These cells have diverse functions Selleck MK 8931 within the host including phagocytosis of bacterial, fungal, parasitic and viral pathogens, cytokine and chemokine biosynthesis for inflammatory mediated responses to invading pathogens as well as regulation of cellular metabolic processes including fatty acid metabolism, iron reprocessing and mineral reabsorption [9–11]. In response to certain biological triggers, monocytes or macrophages form multinucleated giant cells (MNGCs), which

involves the fusion of adjacent cells and results in a multinucleated cell with a single cytoplasmic compartment [12]. MNGCs are a well characterized phenotype in tissue granuloma formation in response to bacterial infection, with the most notable being associated with Mycobacterium tuberculosis (Mtb). Using various animal, human, in vitro cell culture and explant tissue models of Mtb infection it has been demonstrated click here that monocytes develop into various MNGC types, which is essential in the confinement of Mtb within infectious granulomas [13–20]. Likewise,

monocyte and macrophage MNGC formation can be induced in vitro using various conditioned mediums containing exogenous cytokines, lectin, phorbol myristate acetate and even select antibodies [21–32]. The most notable cytokines associated with monocyte and macrophage differentiation into MNGCs are Interleukin-4 (IL-4) and Interferon gamma (IFN-γ).

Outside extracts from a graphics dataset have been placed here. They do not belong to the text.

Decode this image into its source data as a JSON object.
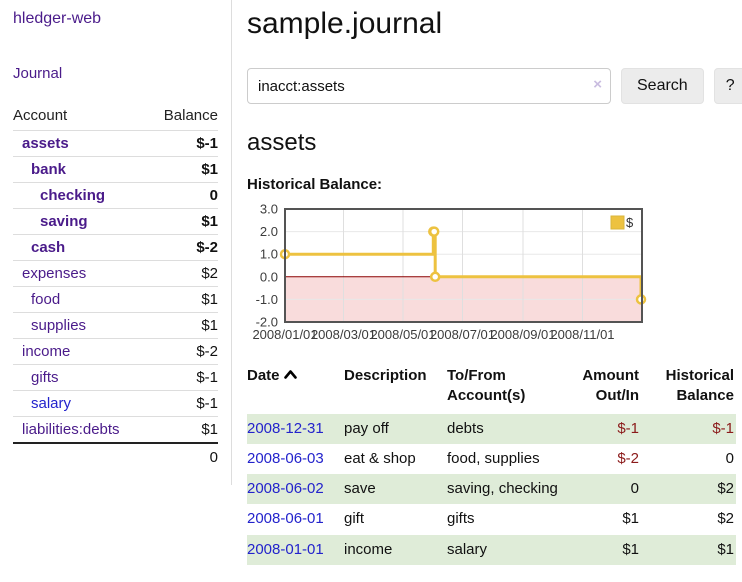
{
  "sidebar": {
    "brand": "hledger-web",
    "journal_link": "Journal",
    "accounts_header": {
      "account": "Account",
      "balance": "Balance"
    },
    "accounts": [
      {
        "name": "assets",
        "level": 1,
        "selected": true,
        "link": "visited",
        "balance": "$-1",
        "tone": "negative-strong"
      },
      {
        "name": "bank",
        "level": 2,
        "selected": true,
        "link": "visited",
        "balance": "$1",
        "tone": "normal"
      },
      {
        "name": "checking",
        "level": 3,
        "selected": true,
        "link": "visited",
        "balance": "0",
        "tone": "normal"
      },
      {
        "name": "saving",
        "level": 3,
        "selected": true,
        "link": "visited",
        "balance": "$1",
        "tone": "normal"
      },
      {
        "name": "cash",
        "level": 2,
        "selected": true,
        "link": "visited",
        "balance": "$-2",
        "tone": "negative-strong"
      },
      {
        "name": "expenses",
        "level": 1,
        "selected": false,
        "link": "visited",
        "balance": "$2",
        "tone": "normal"
      },
      {
        "name": "food",
        "level": 2,
        "selected": false,
        "link": "visited",
        "balance": "$1",
        "tone": "normal"
      },
      {
        "name": "supplies",
        "level": 2,
        "selected": false,
        "link": "visited",
        "balance": "$1",
        "tone": "normal"
      },
      {
        "name": "income",
        "level": 1,
        "selected": false,
        "link": "visited",
        "balance": "$-2",
        "tone": "negative-soft"
      },
      {
        "name": "gifts",
        "level": 2,
        "selected": false,
        "link": "visited",
        "balance": "$-1",
        "tone": "negative-soft"
      },
      {
        "name": "salary",
        "level": 2,
        "selected": false,
        "link": "unvisited",
        "balance": "$-1",
        "tone": "negative-soft"
      },
      {
        "name": "liabilities:debts",
        "level": 1,
        "selected": false,
        "link": "visited",
        "balance": "$1",
        "tone": "normal"
      }
    ],
    "total": "0"
  },
  "main": {
    "title": "sample.journal",
    "search": {
      "value": "inacct:assets",
      "clear": "×",
      "search_button": "Search",
      "help_button": "?"
    },
    "account_heading": "assets",
    "chart_heading": "Historical Balance:"
  },
  "chart_data": {
    "type": "line",
    "step": true,
    "title": "Historical Balance:",
    "series": [
      {
        "name": "$",
        "color": "#edc240",
        "points": [
          {
            "x": "2008-01-01",
            "y": 1
          },
          {
            "x": "2008-06-01",
            "y": 2
          },
          {
            "x": "2008-06-02",
            "y": 2
          },
          {
            "x": "2008-06-03",
            "y": 0
          },
          {
            "x": "2008-12-31",
            "y": -1
          }
        ]
      }
    ],
    "x_range": [
      "2008-01-01",
      "2009-01-01"
    ],
    "x_ticks": [
      "2008/01/01",
      "2008/03/01",
      "2008/05/01",
      "2008/07/01",
      "2008/09/01",
      "2008/11/01"
    ],
    "y_ticks": [
      3.0,
      2.0,
      1.0,
      0.0,
      -1.0,
      -2.0
    ],
    "ylim": [
      -2,
      3
    ],
    "grid": true,
    "legend_position": "top-right",
    "marker": "circle",
    "negative_region_color": "#f9dcdc",
    "zero_line_color": "#8b0000",
    "border_color": "#545454"
  },
  "transactions": {
    "columns": [
      {
        "lines": [
          "Date"
        ],
        "align": "left",
        "sort": "asc"
      },
      {
        "lines": [
          "Description"
        ],
        "align": "left"
      },
      {
        "lines": [
          "To/From",
          "Account(s)"
        ],
        "align": "left"
      },
      {
        "lines": [
          "Amount",
          "Out/In"
        ],
        "align": "right"
      },
      {
        "lines": [
          "Historical",
          "Balance"
        ],
        "align": "right"
      }
    ],
    "rows": [
      {
        "date": "2008-12-31",
        "description": "pay off",
        "accounts": "debts",
        "amount": "$-1",
        "amount_negative": true,
        "balance": "$-1",
        "balance_negative": true
      },
      {
        "date": "2008-06-03",
        "description": "eat & shop",
        "accounts": "food, supplies",
        "amount": "$-2",
        "amount_negative": true,
        "balance": "0",
        "balance_negative": false
      },
      {
        "date": "2008-06-02",
        "description": "save",
        "accounts": "saving, checking",
        "amount": "0",
        "amount_negative": false,
        "balance": "$2",
        "balance_negative": false
      },
      {
        "date": "2008-06-01",
        "description": "gift",
        "accounts": "gifts",
        "amount": "$1",
        "amount_negative": false,
        "balance": "$2",
        "balance_negative": false
      },
      {
        "date": "2008-01-01",
        "description": "income",
        "accounts": "salary",
        "amount": "$1",
        "amount_negative": false,
        "balance": "$1",
        "balance_negative": false
      }
    ]
  }
}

However, recent reports have also demonstrated that MNGC formation is dependent on diverse range of cellular proteins including CD36, TREM-2, E-cadherin, CCL2 TPCA-1 cost and Rac1, MMP9, DC-STAMP, E-cadherin and Syk; all of which are involved in intracellular signaling, cell surface communication, proteolysis, chemotaxis and cellular

transcription [28, 33–43]. A unique phenotypic characteristic of Bp infection, in addition to Burkholderia mallei (Bm) and Burkholderia thailandensis (Bt), is the ability to induce host cell Interleukin-3 receptor MNGC formation following cellular uptake, in both tissue culture cells (i.e. murine macrophages) and in primary human cells (patients with active melioidosis) [44–47]. MNGC formation has been demonstrated in both phagocytic and non-phagocytic cells in addition to patient tissue(s) with active melioidosis [46–54]. The importance of Bp-mediated MNGC formation during infection is currently unknown, but it is possible that cell to cell spread via MNGC allows the pathogen to avoid immune surveillance in vivo. The Bp genome encodes a diverse range of specialized protein secretion systems including three type III secretion systems (T3SS) and six type VI secretion systems (T6SS) [1, 55, 56]. Mutation of the Bp T3SS-3, which is homologous to the Shigella Mxi-Spa and Salmonella SPI-1 T3SSs, results in loss of Bp induced MNGC formation, inability of endosomal escape and loss of virulence in animal models of Bp infection [50, 53, 57].